|AVS 55th International Symposium & Exhibition|
|BioMEMS Topical Conference||Tuesday Sessions|
|Session:||MEMS/NEMS for Biology and Medicine|
|Presenter:||S. Barker, System Planning Corporation|
|Authors:||D. Polla, Defense Advanced Research Projects Agency
S. Barker, System Planning Corporation
|Correspondent:||Click to Email|
Considerable progress has been made over the last 15 years in realizing a great variety of BioMEMS devices and systems. The field of BioMEMS can be approximately subdivided into three categories: (1) bioanalytical systems, (2), surgical systems, and (3) therapeutic systems. All three areas have numerous commercial and defense applications, but in many cases progress is inhibited by fundamental scientific and technological challenges. This paper presents the authors’ perspective on the top 10 challenges facing BioMEMS today. Bioanalytical systems, which are also commonly referred to as “lab-on-a chip,” have not realized their full potential for numerous reasons: (1) Autonomous sample processing with minimal human intervention has yet to be achieved. (2) Sample clean-up and pre-processing pose significant challenges that often limit the performance of a bioassay. (3) The ability to take a biological sample and obtain a result or set of results is still a long process, often taking several hours; obtaining a microfluidics-based PCR bioassay result in less than one minute persists as a grand challenge for the BioMEMS community. (4) The development of size-scaled microinstruments for bioanalysis presents an enormous opportunity toward the realization of remote site-derived information that can be conveniently communicated to a physician’s office and correlated with a patient’s stored medical record.

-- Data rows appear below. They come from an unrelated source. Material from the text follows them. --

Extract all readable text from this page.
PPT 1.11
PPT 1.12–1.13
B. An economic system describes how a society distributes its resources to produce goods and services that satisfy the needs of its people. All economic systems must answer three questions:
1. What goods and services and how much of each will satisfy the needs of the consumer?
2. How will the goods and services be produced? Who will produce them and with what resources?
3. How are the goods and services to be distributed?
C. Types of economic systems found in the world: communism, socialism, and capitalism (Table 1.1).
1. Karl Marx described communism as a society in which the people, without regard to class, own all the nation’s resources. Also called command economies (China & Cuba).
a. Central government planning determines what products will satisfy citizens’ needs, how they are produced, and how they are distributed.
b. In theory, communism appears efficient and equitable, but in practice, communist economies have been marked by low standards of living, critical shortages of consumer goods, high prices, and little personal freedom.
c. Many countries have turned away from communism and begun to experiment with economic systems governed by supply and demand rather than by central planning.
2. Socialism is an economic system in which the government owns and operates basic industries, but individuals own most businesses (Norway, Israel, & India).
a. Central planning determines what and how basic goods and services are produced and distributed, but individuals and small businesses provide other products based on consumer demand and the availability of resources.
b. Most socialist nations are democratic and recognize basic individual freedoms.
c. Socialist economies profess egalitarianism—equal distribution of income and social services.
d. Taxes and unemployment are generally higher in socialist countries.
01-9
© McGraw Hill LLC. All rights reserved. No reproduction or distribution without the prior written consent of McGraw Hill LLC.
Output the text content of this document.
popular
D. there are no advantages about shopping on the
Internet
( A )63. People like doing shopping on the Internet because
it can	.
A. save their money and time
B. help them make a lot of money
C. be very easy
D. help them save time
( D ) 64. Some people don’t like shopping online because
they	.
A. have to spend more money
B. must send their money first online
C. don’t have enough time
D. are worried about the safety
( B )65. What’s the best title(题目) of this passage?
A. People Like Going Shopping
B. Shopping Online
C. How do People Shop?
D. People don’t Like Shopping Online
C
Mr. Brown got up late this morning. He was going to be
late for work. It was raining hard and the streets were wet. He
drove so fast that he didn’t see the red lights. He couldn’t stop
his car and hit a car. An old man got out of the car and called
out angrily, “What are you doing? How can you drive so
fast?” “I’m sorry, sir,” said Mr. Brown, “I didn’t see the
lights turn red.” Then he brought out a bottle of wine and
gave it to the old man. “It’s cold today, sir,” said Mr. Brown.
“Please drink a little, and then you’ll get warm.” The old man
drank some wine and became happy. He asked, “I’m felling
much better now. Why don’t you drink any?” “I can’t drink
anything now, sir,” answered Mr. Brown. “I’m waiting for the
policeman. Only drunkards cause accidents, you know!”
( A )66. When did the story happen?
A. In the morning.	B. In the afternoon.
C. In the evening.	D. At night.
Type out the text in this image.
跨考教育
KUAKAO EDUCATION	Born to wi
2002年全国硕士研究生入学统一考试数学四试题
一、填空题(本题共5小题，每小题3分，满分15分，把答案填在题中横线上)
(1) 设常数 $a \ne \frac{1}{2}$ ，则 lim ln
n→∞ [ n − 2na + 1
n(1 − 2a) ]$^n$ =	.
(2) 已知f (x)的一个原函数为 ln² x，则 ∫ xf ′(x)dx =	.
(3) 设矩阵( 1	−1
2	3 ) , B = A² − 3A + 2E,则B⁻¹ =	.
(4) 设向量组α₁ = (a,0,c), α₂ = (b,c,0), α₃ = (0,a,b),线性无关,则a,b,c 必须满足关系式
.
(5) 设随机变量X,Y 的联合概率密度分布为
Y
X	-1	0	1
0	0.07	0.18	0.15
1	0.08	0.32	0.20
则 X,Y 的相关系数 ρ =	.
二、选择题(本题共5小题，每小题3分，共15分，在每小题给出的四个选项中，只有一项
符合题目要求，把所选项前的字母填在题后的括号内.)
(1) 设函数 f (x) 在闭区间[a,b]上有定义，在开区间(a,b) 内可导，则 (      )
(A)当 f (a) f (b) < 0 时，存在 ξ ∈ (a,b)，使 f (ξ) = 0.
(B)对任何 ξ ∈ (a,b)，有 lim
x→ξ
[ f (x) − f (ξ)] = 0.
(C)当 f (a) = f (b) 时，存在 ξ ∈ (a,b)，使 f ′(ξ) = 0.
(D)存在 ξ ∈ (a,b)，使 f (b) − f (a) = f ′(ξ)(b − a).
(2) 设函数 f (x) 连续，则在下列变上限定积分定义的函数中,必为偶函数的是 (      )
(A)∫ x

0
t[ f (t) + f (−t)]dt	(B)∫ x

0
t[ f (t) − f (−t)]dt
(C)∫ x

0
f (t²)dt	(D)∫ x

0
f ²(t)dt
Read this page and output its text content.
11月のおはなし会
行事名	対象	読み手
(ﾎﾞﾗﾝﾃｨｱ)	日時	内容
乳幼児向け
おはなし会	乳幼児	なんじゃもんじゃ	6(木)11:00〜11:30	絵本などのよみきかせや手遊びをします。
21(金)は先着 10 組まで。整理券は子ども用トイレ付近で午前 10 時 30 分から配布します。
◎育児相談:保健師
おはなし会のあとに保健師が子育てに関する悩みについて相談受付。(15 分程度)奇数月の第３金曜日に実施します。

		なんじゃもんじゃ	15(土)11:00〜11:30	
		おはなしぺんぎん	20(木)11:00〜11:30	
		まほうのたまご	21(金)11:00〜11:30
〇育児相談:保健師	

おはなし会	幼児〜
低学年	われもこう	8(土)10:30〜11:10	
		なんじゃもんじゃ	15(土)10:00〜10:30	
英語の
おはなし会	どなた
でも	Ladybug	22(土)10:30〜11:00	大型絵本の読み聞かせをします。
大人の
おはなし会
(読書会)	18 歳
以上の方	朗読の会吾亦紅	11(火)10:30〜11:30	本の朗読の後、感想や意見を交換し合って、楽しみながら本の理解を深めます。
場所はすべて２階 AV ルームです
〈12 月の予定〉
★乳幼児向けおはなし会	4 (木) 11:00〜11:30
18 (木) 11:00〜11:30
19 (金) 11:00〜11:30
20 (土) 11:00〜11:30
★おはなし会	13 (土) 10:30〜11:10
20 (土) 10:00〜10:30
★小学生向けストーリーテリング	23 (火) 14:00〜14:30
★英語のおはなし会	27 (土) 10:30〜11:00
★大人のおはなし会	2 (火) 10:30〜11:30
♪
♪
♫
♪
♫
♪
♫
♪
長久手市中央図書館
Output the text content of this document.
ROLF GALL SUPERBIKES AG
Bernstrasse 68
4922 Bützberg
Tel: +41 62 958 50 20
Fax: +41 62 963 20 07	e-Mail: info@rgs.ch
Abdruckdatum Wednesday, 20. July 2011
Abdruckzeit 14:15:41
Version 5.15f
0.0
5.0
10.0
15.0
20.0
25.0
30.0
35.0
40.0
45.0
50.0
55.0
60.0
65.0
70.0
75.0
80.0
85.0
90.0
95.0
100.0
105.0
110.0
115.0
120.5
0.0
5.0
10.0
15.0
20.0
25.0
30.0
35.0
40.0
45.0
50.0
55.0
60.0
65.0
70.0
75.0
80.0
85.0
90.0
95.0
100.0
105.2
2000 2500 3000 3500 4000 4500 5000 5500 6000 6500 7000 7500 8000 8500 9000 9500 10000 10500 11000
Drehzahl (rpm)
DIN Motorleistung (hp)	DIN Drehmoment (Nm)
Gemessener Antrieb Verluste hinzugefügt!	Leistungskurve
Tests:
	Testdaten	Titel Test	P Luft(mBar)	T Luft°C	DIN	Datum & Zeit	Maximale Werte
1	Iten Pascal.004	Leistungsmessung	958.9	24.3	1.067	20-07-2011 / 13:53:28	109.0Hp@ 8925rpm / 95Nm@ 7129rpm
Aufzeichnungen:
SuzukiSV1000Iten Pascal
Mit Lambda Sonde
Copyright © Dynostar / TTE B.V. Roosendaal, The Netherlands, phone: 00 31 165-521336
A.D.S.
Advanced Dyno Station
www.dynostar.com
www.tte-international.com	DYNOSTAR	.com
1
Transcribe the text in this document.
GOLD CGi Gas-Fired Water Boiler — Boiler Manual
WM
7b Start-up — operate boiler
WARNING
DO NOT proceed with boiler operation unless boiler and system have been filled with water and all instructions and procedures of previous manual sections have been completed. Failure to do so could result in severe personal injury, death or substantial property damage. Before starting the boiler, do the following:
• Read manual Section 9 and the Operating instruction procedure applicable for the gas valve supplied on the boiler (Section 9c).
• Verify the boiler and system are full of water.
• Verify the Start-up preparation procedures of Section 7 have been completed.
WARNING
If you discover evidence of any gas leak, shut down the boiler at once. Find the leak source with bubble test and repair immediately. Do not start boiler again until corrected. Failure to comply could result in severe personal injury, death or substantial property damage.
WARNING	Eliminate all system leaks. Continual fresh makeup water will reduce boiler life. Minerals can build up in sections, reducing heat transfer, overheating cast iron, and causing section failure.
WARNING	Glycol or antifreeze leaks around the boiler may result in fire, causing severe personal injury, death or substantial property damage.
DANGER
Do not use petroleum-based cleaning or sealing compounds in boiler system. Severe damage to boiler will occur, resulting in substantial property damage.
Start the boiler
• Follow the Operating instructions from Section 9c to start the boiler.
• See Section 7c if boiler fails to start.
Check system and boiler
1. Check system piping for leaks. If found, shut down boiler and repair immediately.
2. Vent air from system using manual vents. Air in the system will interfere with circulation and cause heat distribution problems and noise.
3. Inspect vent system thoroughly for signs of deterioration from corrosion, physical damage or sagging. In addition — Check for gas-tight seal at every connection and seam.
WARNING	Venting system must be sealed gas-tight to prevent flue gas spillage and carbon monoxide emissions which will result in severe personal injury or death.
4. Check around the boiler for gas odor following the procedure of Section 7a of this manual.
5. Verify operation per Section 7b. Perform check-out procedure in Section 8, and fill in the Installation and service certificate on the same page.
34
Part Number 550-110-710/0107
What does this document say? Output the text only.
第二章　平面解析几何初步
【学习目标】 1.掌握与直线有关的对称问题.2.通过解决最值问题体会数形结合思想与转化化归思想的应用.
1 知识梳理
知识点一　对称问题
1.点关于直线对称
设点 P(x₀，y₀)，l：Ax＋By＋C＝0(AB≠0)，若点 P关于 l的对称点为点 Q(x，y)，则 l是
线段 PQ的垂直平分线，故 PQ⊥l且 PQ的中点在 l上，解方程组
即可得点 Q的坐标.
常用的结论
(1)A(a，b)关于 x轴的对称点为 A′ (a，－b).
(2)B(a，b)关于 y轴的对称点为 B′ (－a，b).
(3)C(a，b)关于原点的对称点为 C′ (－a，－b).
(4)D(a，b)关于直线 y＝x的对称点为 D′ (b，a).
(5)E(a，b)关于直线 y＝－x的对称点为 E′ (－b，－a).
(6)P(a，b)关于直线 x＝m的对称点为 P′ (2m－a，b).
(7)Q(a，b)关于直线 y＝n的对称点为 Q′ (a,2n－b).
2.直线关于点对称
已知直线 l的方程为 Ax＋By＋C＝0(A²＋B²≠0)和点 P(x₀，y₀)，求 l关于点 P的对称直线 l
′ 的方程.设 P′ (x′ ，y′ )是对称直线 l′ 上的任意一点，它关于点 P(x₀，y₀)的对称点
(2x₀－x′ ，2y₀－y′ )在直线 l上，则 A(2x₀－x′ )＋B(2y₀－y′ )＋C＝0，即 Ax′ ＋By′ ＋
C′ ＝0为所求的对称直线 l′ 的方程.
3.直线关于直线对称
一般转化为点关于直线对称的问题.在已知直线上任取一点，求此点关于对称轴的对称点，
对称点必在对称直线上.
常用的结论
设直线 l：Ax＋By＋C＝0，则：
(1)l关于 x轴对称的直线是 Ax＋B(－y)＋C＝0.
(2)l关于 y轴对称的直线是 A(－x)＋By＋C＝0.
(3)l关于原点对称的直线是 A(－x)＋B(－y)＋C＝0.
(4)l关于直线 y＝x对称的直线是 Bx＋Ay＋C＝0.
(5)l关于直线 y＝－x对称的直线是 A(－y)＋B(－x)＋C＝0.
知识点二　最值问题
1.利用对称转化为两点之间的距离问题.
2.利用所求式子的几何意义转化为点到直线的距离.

The potential of surgical MEMS has often meant “micro-invasive” surgery that provides significant benefit to the patient. (5) But non-invasive surgery enabled by MEMS has the potential for providing even better patient outcomes. (6) Both sensors and actuators with the capability for more accurately and more reliably reproducing the skill of a surgeon’s hands still need to be realized. (7) Developments that enable in vivo imaging of cells and organs using MEMS devices may also play an important role in enabling more effective precision surgeries. Therapeutic systems based on MEMS technology have yet to be made smart. (8) This means effectively integrating sensors, electronics, and actuators in a controlled feedback system designed to provide therapy only when the body needs it. These systems are often implantable and are limited by (9) battery size and lifetime. And finally, (10) neural prosthesis represents an exciting new domain where MEMS may provide an effective interface between nerves and electronics.